Morata de Tajuña, Madrid, home to around 7,500 people, has been chosen by promoter Stream Motor Fire as the location where a privately-funded circuit will be built with the aim of bringing Formula 1 and MotoGP back to Madrid.
Formula 1 last raced in Madrid back in 1981 when Gilles Villeneuve won the Spanish Grand Prix for Ferrari at Jarama.
Since then, the Spanish Grand Prix has been held at Jerez and Barcelona, while the European GP was staged on a street circuit in Valencia between 2008 and 2012.
Motorsport.com report that 60 hectares of land, made up of old quarries, has been purchased by the developers for the project.
“The speed circuit would be 4.5 kilometres long, with a finish line of 650 metres, six curves to the right and seven to the left and a maximum width of 20 metres (14 on the finish straight),” the report reads.
“The initial design includes a first wide curve to the right, with access from pits to the inside; a first sector with several fast S’s and direction and slope changes; a second sector with some heavy braking and a parabolic; it will also include a five-vertex curve from which cars will come out at more than 200km/h and an 850-metre finish straight.”

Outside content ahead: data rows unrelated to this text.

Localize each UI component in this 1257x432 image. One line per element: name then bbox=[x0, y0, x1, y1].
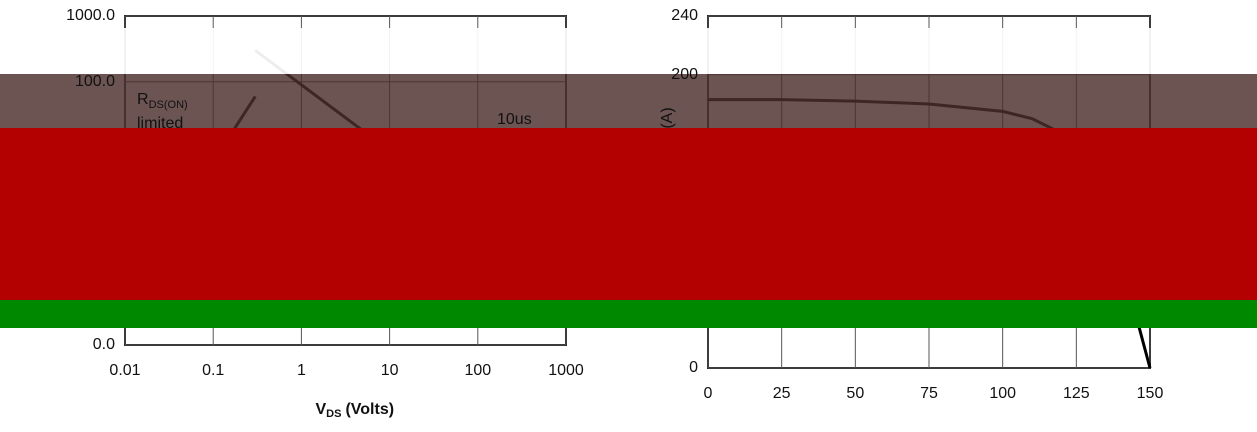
annotation-part: DS(ON) bbox=[149, 99, 188, 111]
y-tick-label: 1000.0 bbox=[66, 7, 115, 24]
annotation-part: R bbox=[137, 91, 149, 108]
glitch-bands bbox=[0, 28, 1257, 328]
glitch-dark bbox=[0, 74, 1257, 128]
annotation: 10us bbox=[497, 111, 532, 128]
y-tick-label: 100.0 bbox=[75, 73, 115, 90]
y-tick-label: 240 bbox=[671, 7, 698, 24]
x-axis-label-part: DS bbox=[326, 408, 341, 420]
glitch-white bbox=[0, 28, 1257, 74]
x-tick-label: 1000 bbox=[548, 362, 584, 379]
y-tick-label: 200 bbox=[671, 66, 698, 83]
x-axis-label: VDS (Volts) bbox=[316, 401, 395, 420]
glitch-red bbox=[0, 128, 1257, 302]
x-tick-label: 0 bbox=[704, 385, 713, 402]
x-tick-label: 50 bbox=[846, 385, 864, 402]
x-tick-label: 0.1 bbox=[202, 362, 224, 379]
y-tick-label: 0 bbox=[689, 359, 698, 376]
x-axis-label-part: (Volts) bbox=[345, 401, 394, 418]
y-axis-label: (A) bbox=[659, 107, 676, 128]
glitch-green bbox=[0, 300, 1257, 328]
x-tick-label: 100 bbox=[464, 362, 491, 379]
x-tick-label: 0.01 bbox=[109, 362, 140, 379]
x-tick-label: 1 bbox=[297, 362, 306, 379]
x-tick-label: 100 bbox=[989, 385, 1016, 402]
x-tick-label: 125 bbox=[1063, 385, 1090, 402]
annotation: RDS(ON) bbox=[137, 91, 188, 111]
x-tick-label: 25 bbox=[773, 385, 791, 402]
annotation: limited bbox=[137, 115, 183, 132]
x-axis-label-part: V bbox=[316, 401, 327, 418]
x-tick-label: 150 bbox=[1137, 385, 1164, 402]
y-tick-label: 0.0 bbox=[93, 336, 115, 353]
x-tick-label: 75 bbox=[920, 385, 938, 402]
x-tick-label: 10 bbox=[381, 362, 399, 379]
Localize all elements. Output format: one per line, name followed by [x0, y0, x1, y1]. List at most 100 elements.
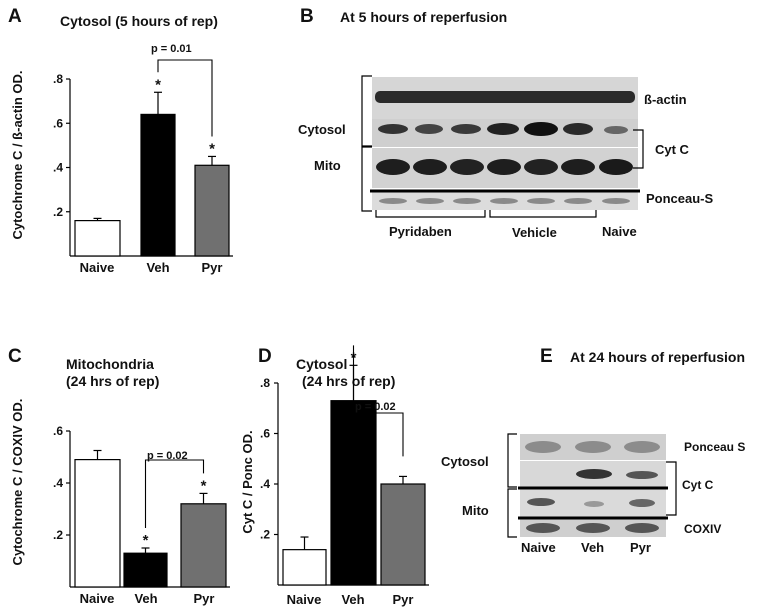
bracket-pyridaben [375, 210, 486, 218]
bracket-e-mito [507, 488, 517, 538]
y-tick-label: .8 [260, 376, 270, 390]
y-tick-label: .6 [260, 427, 270, 441]
panel-d-letter: D [258, 346, 272, 367]
y-tick-label: .4 [53, 476, 63, 490]
panel-b: B At 5 hours of reperfusion [298, 6, 714, 240]
category-label: Veh [146, 260, 169, 275]
panel-c-letter: C [8, 346, 22, 367]
blot-band [561, 159, 595, 175]
panel-d-title-line1: Cytosol [296, 356, 347, 372]
p-value-label: p = 0.01 [151, 43, 192, 55]
label-pyridaben: Pyridaben [389, 224, 452, 239]
blot-band [524, 159, 558, 175]
label-beta-actin: ß-actin [644, 92, 687, 107]
category-label: Veh [341, 592, 364, 607]
panel-e-letter: E [540, 346, 553, 367]
blot-band [453, 198, 481, 204]
panel-b-letter: B [300, 6, 314, 27]
blot-band [625, 523, 659, 533]
blot-band [451, 124, 481, 134]
category-label: Pyr [194, 591, 215, 606]
p-value-label: p = 0.02 [147, 450, 188, 462]
panel-c-title-line2: (24 hrs of rep) [66, 373, 159, 389]
chart-a: .2 .4 .6 .8 Cytochrome C / ß-actin OD. Naive *… [10, 43, 233, 275]
blot-band [379, 198, 407, 204]
significance-star: * [155, 76, 161, 93]
label-cytc: Cyt C [655, 142, 690, 157]
blot-band [524, 122, 558, 136]
blot-band [575, 441, 611, 453]
p-value-bracket [144, 459, 205, 528]
category-label: Naive [287, 592, 322, 607]
p-value-label: p = 0.02 [355, 401, 396, 413]
panel-d: D Cytosol (24 hrs of rep) .2 .4 .6 .8 Cyt C … [240, 345, 429, 607]
bar [330, 400, 377, 586]
y-axis-label: Cytochrome C / ß-actin OD. [10, 70, 25, 239]
blot-band [564, 198, 592, 204]
bar [282, 549, 327, 586]
label-e-coxiv: COXIV [684, 522, 721, 536]
bracket-e-cytosol [507, 433, 517, 488]
bar [194, 164, 230, 257]
panel-b-title: At 5 hours of reperfusion [340, 9, 507, 25]
y-tick-label: .8 [53, 72, 63, 86]
label-e-cytosol: Cytosol [441, 454, 489, 469]
blot-band [487, 123, 519, 135]
label-ponceau-s: Ponceau-S [646, 191, 714, 206]
p-value-bracket [352, 345, 404, 457]
label-e-veh: Veh [581, 540, 604, 555]
y-tick-label: .6 [53, 424, 63, 438]
blot-b-actin-band [375, 91, 635, 103]
y-axis-label: Cyt C / Ponc OD. [240, 430, 255, 533]
blot-band [378, 124, 408, 134]
y-tick-label: .6 [53, 116, 63, 130]
bracket-e-cytc [666, 461, 677, 516]
label-naive: Naive [602, 224, 637, 239]
panel-c: C Mitochondria (24 hrs of rep) .2 .4 .6 Cyt… [8, 346, 230, 606]
label-e-naive: Naive [521, 540, 556, 555]
bar [180, 503, 227, 588]
blot-band [376, 159, 410, 175]
blot-band [490, 198, 518, 204]
category-label: Naive [80, 591, 115, 606]
significance-star: * [143, 532, 149, 549]
blot-band [525, 441, 561, 453]
category-label: Naive [80, 260, 115, 275]
blot-band [450, 159, 484, 175]
blot-band [602, 198, 630, 204]
blot-band [527, 198, 555, 204]
bar [380, 483, 426, 586]
blot-band [413, 159, 447, 175]
panel-e-title: At 24 hours of reperfusion [570, 349, 745, 365]
blot-band [416, 198, 444, 204]
blot-band [604, 126, 628, 134]
bar [140, 113, 176, 257]
bar [74, 459, 121, 588]
panel-d-title-line2: (24 hrs of rep) [302, 373, 395, 389]
blot-band [576, 469, 612, 479]
blot-band [487, 159, 521, 175]
y-tick-label: .2 [53, 528, 63, 542]
blot-band [563, 123, 593, 135]
bracket-cytosol [361, 75, 372, 147]
blot-band [624, 441, 660, 453]
blot-band [629, 499, 655, 507]
significance-star: * [201, 477, 207, 494]
label-vehicle: Vehicle [512, 225, 557, 240]
panel-a-title: Cytosol (5 hours of rep) [60, 13, 218, 29]
blot-band [626, 471, 658, 479]
bracket-cytc [633, 129, 644, 169]
significance-star: * [209, 140, 215, 157]
panel-e: E At 24 hours of reperfusion Ponceau S C… [441, 346, 745, 555]
panel-a-letter: A [8, 6, 22, 27]
y-tick-label: .4 [260, 477, 270, 491]
y-tick-label: .2 [260, 528, 270, 542]
label-mito: Mito [314, 158, 341, 173]
blot-b-ponceau-bands [379, 198, 630, 204]
bracket-vehicle [489, 210, 597, 218]
label-e-ponceau-s: Ponceau S [684, 440, 745, 454]
panel-a: A Cytosol (5 hours of rep) .2 .4 .6 .8 Cytoc… [8, 6, 233, 275]
blot-band [415, 124, 443, 134]
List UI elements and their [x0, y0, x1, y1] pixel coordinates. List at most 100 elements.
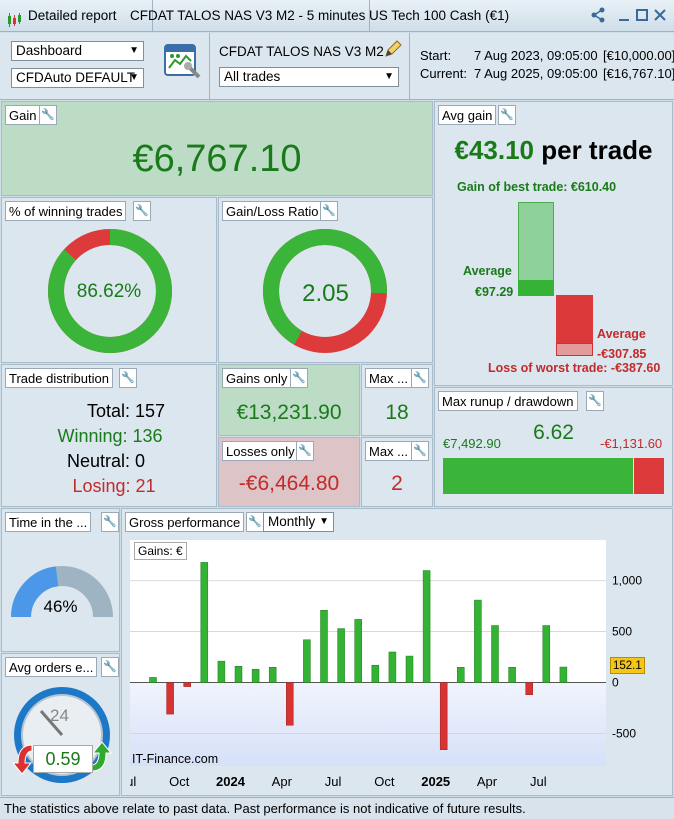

Speaking to Motorsport.com, Angel Sánchez, mayor of Morata de Tajuña, said: “Five years ago, the promoters contacted us because they were looking for terrain to build a speedway. We saw it was an interesting project which can energise the economy of the area.
“The Sports Council of the Community of Madrid and the Spanish motor racing and motorcycling federations are supporting the project.”
The circuit would be ready for use in three years’ time under the plans, with the hope of Formula 1 and MotoGP visiting within five years.
“From the beginning, we tried to check these were not people who were coming here to speculate with the land,” added Sánchez.
“In fact, the clause of the sale of the land included that it was for the intended use and that in five years, after obtaining the licence, everything has to be finished. If in 10 years they stop pursuing it, the land would revert to the town council. We wanted a project for the town.”
Manuel Aviñó, president of the Royal Spanish Motorsport Federation, added: “It is a project we are very excited about. I think it’s great for the world of motorsport.
“Spain is a leading country in terms of motorsport infrastructure and the possibility of a circuit like this one will highlight even more the Spanish brand in a city as legendary as Madrid.
“We must be excited and hopeful that this project will go ahead, because it will be of great help to motorsport in its different championships. From here, we will be at the disposal of the organisation that is taking it forward and hopefully in the not-too-distant future we will see it built.
“I’m sure there will be local and international interest because it will be interesting for teams and individuals. It will be very interesting to present a second bid in the Madrid region.”